Something new on the Weather Underground forecast page for my area this Maundy Thursday morning. A screen shot:

Obviously a day to stay in if you can, for a number of reasons. Back to posting on Easter Monday. A good Easter to all.

There are many oddities around the house. Why have it any other way? Such as a Piggly Wiggly sewing kit, or you could call it a needle kit. Scanned here open, with the back on the left and the front on the right. Or reverse and observe.

Inside the kit. Some needles still in place. A threader, too.My guess is that my grandmother picked it up at a San Antonio Piggly Wiggly in the 1950s, early ’60s at the latest. Most of the time I believe she shopped at the nearby Handy-Andy in Alamo Heights, but she must have occasionally patronized Piggly Wiggly, which existed in South Texas at the time (but no more: HEB is king in that part of the country).

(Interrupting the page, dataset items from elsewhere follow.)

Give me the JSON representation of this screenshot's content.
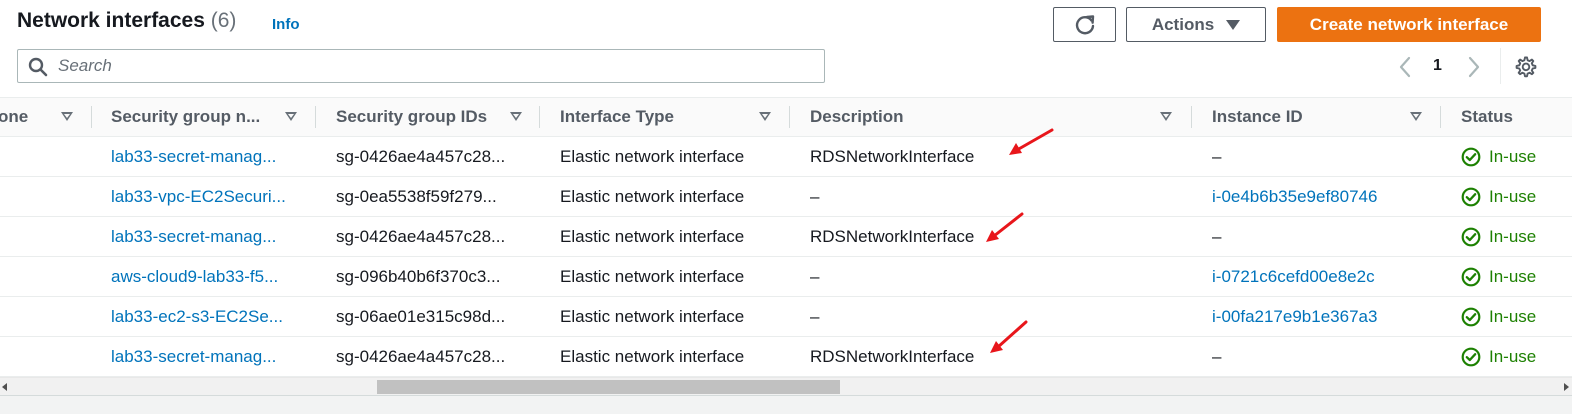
{
  "header": {
    "title": "Network interfaces",
    "count": "(6)",
    "info_label": "Info",
    "refresh_icon": "refresh-icon",
    "actions_label": "Actions",
    "create_label": "Create network interface"
  },
  "search": {
    "placeholder": "Search",
    "value": ""
  },
  "pagination": {
    "current_page": "1"
  },
  "colors": {
    "accent": "#ec7211",
    "link": "#0073bb",
    "success": "#1d8102",
    "annotation_arrow": "#e8161b"
  },
  "table": {
    "columns": [
      "one",
      "Security group n...",
      "Security group IDs",
      "Interface Type",
      "Description",
      "Instance ID",
      "Status"
    ],
    "rows": [
      {
        "sg_name": "lab33-secret-manag...",
        "sg_ids": "sg-0426ae4a457c28...",
        "type": "Elastic network interface",
        "description": "RDSNetworkInterface",
        "instance_id": "–",
        "status": "In-use"
      },
      {
        "sg_name": "lab33-vpc-EC2Securi...",
        "sg_ids": "sg-0ea5538f59f279...",
        "type": "Elastic network interface",
        "description": "–",
        "instance_id": "i-0e4b6b35e9ef80746",
        "status": "In-use"
      },
      {
        "sg_name": "lab33-secret-manag...",
        "sg_ids": "sg-0426ae4a457c28...",
        "type": "Elastic network interface",
        "description": "RDSNetworkInterface",
        "instance_id": "–",
        "status": "In-use"
      },
      {
        "sg_name": "aws-cloud9-lab33-f5...",
        "sg_ids": "sg-096b40b6f370c3...",
        "type": "Elastic network interface",
        "description": "–",
        "instance_id": "i-0721c6cefd00e8e2c",
        "status": "In-use"
      },
      {
        "sg_name": "lab33-ec2-s3-EC2Se...",
        "sg_ids": "sg-06ae01e315c98d...",
        "type": "Elastic network interface",
        "description": "–",
        "instance_id": "i-00fa217e9b1e367a3",
        "status": "In-use"
      },
      {
        "sg_name": "lab33-secret-manag...",
        "sg_ids": "sg-0426ae4a457c28...",
        "type": "Elastic network interface",
        "description": "RDSNetworkInterface",
        "instance_id": "–",
        "status": "In-use"
      }
    ]
  }
}
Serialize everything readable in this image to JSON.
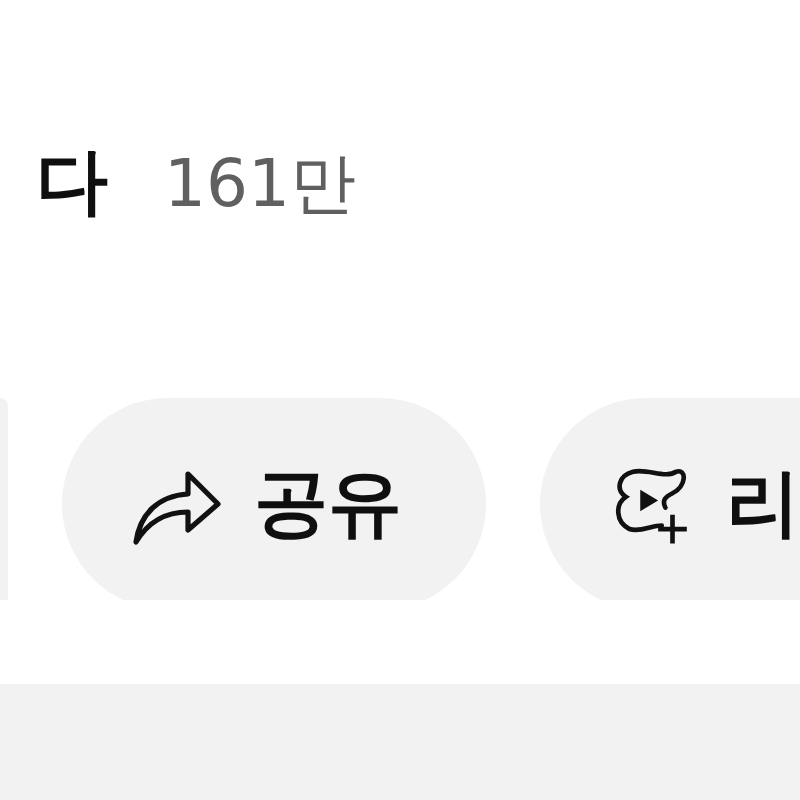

At some point, maybe after grandma died, my mother removed it to her house; and now that’s what I’ve done. I can date it with some certainty to that decade because of a few details. Green Stamps don’t narrow it down that much, since they were around from the 1930s to the ’80s, but I smile at the mention of them anyway.

On the inside it says: Frank Kraus, Los Angeles 36, which puts it before zip codes and during postal zones (1943-63). Since the kit was made in West Germany, that puts it after the war, in fact after the formation of the BRD in 1949. Must have been a product of the postwar recovery, when West German industry was making whatever they could for whomever they could, just as Japanese industry did at the time.

As for Frank Kraus, I’d guess he was the importer. Possibly, but only possibly, this fellow. Or him, though he left California at some point. A little looking around, such as at Esty, reveals that Frank Kraus, whoever he was and wherever he rests now, had his name on other small sewing kits from West Germany.